Rockefeller, himself a 28-year veteran of the Senate, learned of Lautenberg’s retirement Thursday afternoon during a vote on the floor. He had been with Lautenberg earlier in the day, but the New Jersey Democrat gave him no indication.

“It will leave a big hole on transportation and harbors and ports,” Rockefeller told POLITICO. But even with the departure of two of the Commerce Committee’s most senior Democrats, Rockefeller assured with a smile that “the world will go on.”

The panel’s roster could change between now and 2014, but the next most-senior Democrat on Commerce who could pick up the gavel of Lautenberg’s subcommittee is Sen. Barbara Boxer (D-Calif.). But she already has passed up other Commerce subcommittee assignments, not to mention the full committee chairmanship itself, so she may not be interested. Sen. Mark Pryor (D-Ark.) is the next most senior member, but he may not want to give up the gavel of the coveted subcommittee in charge of telecom issues.

Sen. Claire McCaskill (D-Mo.) would be the next most-senior lawmaker in a position to jump subcommittees. She now chairs the panel on consumer protection and product safety.

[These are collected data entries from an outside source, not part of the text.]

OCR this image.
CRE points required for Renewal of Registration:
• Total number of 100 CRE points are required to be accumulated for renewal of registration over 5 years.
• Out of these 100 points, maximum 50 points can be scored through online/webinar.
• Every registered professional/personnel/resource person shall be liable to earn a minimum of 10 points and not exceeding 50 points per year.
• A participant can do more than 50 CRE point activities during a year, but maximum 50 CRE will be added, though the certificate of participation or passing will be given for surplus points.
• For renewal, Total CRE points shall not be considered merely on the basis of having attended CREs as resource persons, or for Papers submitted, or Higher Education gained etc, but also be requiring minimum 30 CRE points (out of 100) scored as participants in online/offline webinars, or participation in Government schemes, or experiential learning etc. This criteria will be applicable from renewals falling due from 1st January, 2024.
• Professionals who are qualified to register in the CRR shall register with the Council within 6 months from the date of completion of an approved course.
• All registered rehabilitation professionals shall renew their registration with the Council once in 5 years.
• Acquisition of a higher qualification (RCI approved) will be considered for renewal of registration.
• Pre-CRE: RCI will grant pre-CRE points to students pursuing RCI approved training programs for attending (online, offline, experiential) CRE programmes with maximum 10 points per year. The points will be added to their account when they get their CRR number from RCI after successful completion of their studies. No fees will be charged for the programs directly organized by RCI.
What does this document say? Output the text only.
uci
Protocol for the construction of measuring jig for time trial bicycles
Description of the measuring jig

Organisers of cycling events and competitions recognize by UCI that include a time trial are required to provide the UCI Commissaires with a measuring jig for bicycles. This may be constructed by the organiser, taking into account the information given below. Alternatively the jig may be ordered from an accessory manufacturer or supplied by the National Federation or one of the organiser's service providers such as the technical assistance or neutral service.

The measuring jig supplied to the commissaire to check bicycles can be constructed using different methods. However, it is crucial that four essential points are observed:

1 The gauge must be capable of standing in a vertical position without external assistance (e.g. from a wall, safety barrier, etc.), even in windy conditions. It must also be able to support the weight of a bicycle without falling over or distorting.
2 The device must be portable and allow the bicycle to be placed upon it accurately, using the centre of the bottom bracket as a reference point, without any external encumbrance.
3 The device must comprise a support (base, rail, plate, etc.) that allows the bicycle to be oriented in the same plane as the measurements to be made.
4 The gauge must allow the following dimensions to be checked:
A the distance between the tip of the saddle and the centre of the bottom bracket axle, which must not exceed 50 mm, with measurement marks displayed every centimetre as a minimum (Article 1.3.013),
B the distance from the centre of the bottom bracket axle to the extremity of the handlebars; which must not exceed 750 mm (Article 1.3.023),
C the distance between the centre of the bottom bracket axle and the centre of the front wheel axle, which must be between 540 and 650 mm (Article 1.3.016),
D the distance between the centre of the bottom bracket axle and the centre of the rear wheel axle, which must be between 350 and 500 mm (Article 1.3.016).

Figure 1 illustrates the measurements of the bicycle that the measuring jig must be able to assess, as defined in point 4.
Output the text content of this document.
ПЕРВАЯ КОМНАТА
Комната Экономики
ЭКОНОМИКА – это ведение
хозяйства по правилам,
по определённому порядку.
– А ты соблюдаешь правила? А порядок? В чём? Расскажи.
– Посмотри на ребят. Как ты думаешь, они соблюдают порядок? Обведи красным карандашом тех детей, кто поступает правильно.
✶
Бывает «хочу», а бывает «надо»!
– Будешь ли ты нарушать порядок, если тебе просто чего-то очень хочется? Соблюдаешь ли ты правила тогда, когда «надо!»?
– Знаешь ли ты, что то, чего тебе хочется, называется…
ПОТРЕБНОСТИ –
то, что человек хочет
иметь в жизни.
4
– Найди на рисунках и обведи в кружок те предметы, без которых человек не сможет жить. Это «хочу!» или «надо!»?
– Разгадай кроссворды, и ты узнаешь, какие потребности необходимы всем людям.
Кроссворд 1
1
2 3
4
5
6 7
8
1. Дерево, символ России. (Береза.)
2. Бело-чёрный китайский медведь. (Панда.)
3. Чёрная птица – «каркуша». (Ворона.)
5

Of course, no senator has a monopoly on attention to safety issues, and there are a handful of junior lawmakers who could step in to help fill the void when Lautenberg leaves the Senate in January 2015.

Sen. Kirsten Gillibrand (D-N.Y.), who just won reelection to a six-year term, recently sponsored a teen driving law and has been involved in aviation safety following a deadly regional jet crash near Buffalo. Both Pryor and Sen. Bill Nelson (D-Fla.) — the likely successor for Rockefeller as chairman of the full committee — have made auto safety a priority. And in 2009, Sen. Tom Udall (D-N.M.) teamed with Lautenberg on legislation to keep repeat drunken drivers off the road.

But Wytkind noted that losing someone with Lautenberg’s long tenure means losing institutional history that isn’t easily replaced.

“I’m sure [his void] will be filled, but you can’t take away from his legacy and story,” Wytkind said. “He’s made transportation a lifetime commitment, and he’s spent decades in public life talking about these kinds of issues.”